Jumat, Januari 18, 2008

PR Mengurus " Harta Warisan"

PR Mengurus " Harta Warisan"

Oleh : Brigitta Isworo L

Agak emosional, Menteri Negara Lingkungan Hidup Rachmat Witoelar yang saat itu menjabat sebagai Presiden Konferensi Para Pihak Ke-13 mengemukakan bahwa semua proses konferensi tersebut menyentak kesadarannya akan segala kekayaan alam Indonesia, akan harta karun warisan alam. Kesadaran hakiki bahwa selama ini bangsa Indonesia telah mengabaikan harta karun tersebut dan tidak mengurusnya dengan baik.

Ketika itu jam menunjukkan sekitar pukul 18.30 Wita di Auditorium Bali International Convention Centre atau lebih dari 24 jam dari rencana waktu penutupan Konferensi Para Pihak Ke-13 (COP-13). Ruangan berisi 506 tempat duduk itu hanya terisi sekitar sepertiganya.
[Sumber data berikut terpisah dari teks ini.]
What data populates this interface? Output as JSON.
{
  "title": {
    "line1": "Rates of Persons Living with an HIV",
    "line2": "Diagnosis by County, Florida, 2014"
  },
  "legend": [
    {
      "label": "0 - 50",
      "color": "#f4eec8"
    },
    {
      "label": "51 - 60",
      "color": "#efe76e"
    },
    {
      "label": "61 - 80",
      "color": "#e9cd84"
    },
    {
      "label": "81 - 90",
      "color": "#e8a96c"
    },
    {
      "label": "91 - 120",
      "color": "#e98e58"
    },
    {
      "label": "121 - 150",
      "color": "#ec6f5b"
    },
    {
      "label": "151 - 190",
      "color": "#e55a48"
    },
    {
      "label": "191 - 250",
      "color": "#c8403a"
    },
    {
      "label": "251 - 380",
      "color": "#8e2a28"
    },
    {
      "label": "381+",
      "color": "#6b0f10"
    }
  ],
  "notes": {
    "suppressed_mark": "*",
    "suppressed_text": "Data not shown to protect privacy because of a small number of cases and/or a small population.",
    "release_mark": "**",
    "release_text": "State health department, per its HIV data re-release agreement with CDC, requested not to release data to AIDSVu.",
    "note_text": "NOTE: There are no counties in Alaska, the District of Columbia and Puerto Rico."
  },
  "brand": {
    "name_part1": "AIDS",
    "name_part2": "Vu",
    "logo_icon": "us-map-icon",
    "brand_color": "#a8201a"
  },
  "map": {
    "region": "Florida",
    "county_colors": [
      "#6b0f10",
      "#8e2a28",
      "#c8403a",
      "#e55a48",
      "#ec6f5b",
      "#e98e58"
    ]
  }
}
Rachmat sedang berada di panggung berdampingan dengan Yvo de Boer, Sekretaris Jenderal pada Kerangka Kerja Konvensi PBB mengenai Perubahan Iklim. Saat itu Rachmat seharusnya berperan sebagai Presiden COP-13. Namun, dorongan dari dalam diri, sebagai orang Indonesia, tidak dapat diredamnya lagi.

"Semua proses panjang ini telah mengingatkan kami. Kami menjadi lebih menghargai (warisan alam kami). Kami selama ini tidak menghargai sumber daya alam kami, kekayaan alam kami, warisan alam kami," ujar Rachmat. "Jadi, harus ada follow up-nya, harus diurus bersama, berkoordinasi dengan para menteri lainnya dan dengan masyarakat. Kami akan refleksikan perubahan iklim ini dalam pemerintahan kami," tegas Rachmat dengan suara bergetar.

Bicara tentang follow up, Pemerintah Indonesia di tengah- tengah konferensi meluncurkan Rencana Aksi Nasional dalam Menghadapi Perubahan Iklim (RAN Mapi) yang merupakan garis besar arah pembangunan nasional sesuai dengan tantangan ke depan : menghadapi perubahan iklim.

Rachmat, pada awal Oktober lalu, menyampaikan, menjalankan RAN tidak bisa lagi dilakukan dengan sikap business as usual (BAU). Menurut dia, untuk mengimplementasikan RAN Mapi dibutuhkan sebuah kabinet yang sama sekali berbeda karena paradigma pembangunan sudah harus berbalik 180 derajat.

Pertanyaannya kemudian, mampukah dan maukah pemerintah di bawah Susilo Bambang Yudhoyono pada tahun 2008 dan pemerintah pada pasca-Pemilu 2009 nanti mengubah bentuk dan susunan kabinet demi lancarnya implementasi RAN Mapi dengan tujuan menyejahterakan masyarakat, terutama masyarakat yang rentan terhadap dampak negatif perubahan iklim?

Jika kita menengok sejarah tentang bagaimana pemerintahan dijalankan di negeri ini, kita patut ragu. Pemerintah biasanya bersikap reaktif atas sebuah persoalan. Bagaimana pula untuk isu perubahan iklim yang terasa amat jauh di depan dan tidak terlihat jelas dampaknya?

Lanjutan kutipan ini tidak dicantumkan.